The cannon sheds its name in favor of a new one that more accurately reflects its function: Artillery. The steel barrel is the longest one we've built yet and stretches the limits of our metalworking capability - manufactured barrels require lengthy periods of tempering, sanding, shaving and chiseling to get within the correct tolerances, as such large, whole peices of metal tend to warp once cooled. The complicated series of steam valves, boilers, water-loaders, drains, and tubing requires careful maintenance, but is again the largest we've ever built. It requires three apprentices working in tandem to generate three separate PSFs to flash-steam several buckets of water to a super-heated state. This drives a shell the length of a mans arm from elbow to knuckle down the tube, sending it sailing beyond Extreme Range to Beyond Line-Of-Sight Range. The solid iron shell is devestating for whatever it hits, but the rounds tend to bury themselves in the ground otherwise and provide minimal splash damage. It is accurate at Beyond LOS to within 20 meters, within 15 meters at Extreme, 10 at Long, 5 at Medium. The rifled barrel is to thank for this unprecidented accuracy. Due to the larger inner bore it's much easier to chisel the rifling by hand, despite there being more material to remove. It's still not machine-perfect, but it's better than anything else in the world (and will be for six more centuries). The gold-inscribed circuit cools the barrel enough between each firing event that a highly trained team could get off four shots per minute. The heavy wooden carriage allows angling between -45° and 45°. It must be affixed to walls when firing downward, but doesn't jump like the HC1. At lower angles its shots will skip, tumble, and break apart into lethal shrapnel, but at higher ones it will make a small crater in the ground.

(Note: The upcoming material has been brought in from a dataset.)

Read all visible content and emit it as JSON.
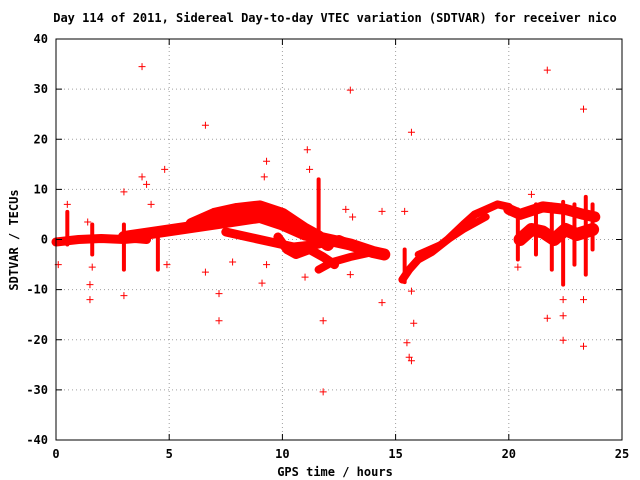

The ammunition is still unique to each individual artillery piece due to variences in construction, and stone ammo crafted in the field will break and jam due to the incredible stresses the cannon puts on it. The incredible weight and size of the ammo means an entire supply train is needed to bring enough into battle for sustained firing. Likewise, the sheer size of the HA1 and need to be set up and taken down before moving means we will have to destroy it when retreating, lest it fall into Moskurg hands. It is too heavy to be mounted on any of our existing boats, and even if we could a single firing would flip it. The gold circuit is also proving to be less reliable; attempting to fire too fast means it can't cool down quickly enough and the gold will melt and run out of the engravings. Weapon failure generally occurs soon after. Additonally, the incredible rate at which the cannon consumes water means it must either ship water with the ammo or set up near a stream or lake. It is also very obvious - the cannon sticks out above our lines, making it a target if the enemy gets within firing range.
The Circuit, Metal Cost, and Rifling all hurt the cost of this device, offset by our metal bonus in the mountains.
The ambituous nature hurt the effectiveness and bug probability, but our experience building cannons helped offset that.
Having never built an artillery piece this big introduced some further bugs, but our experience integrating steam, circuitry, and rifling helped offset that.
Despite my better judgement, it is merely Very Expensive.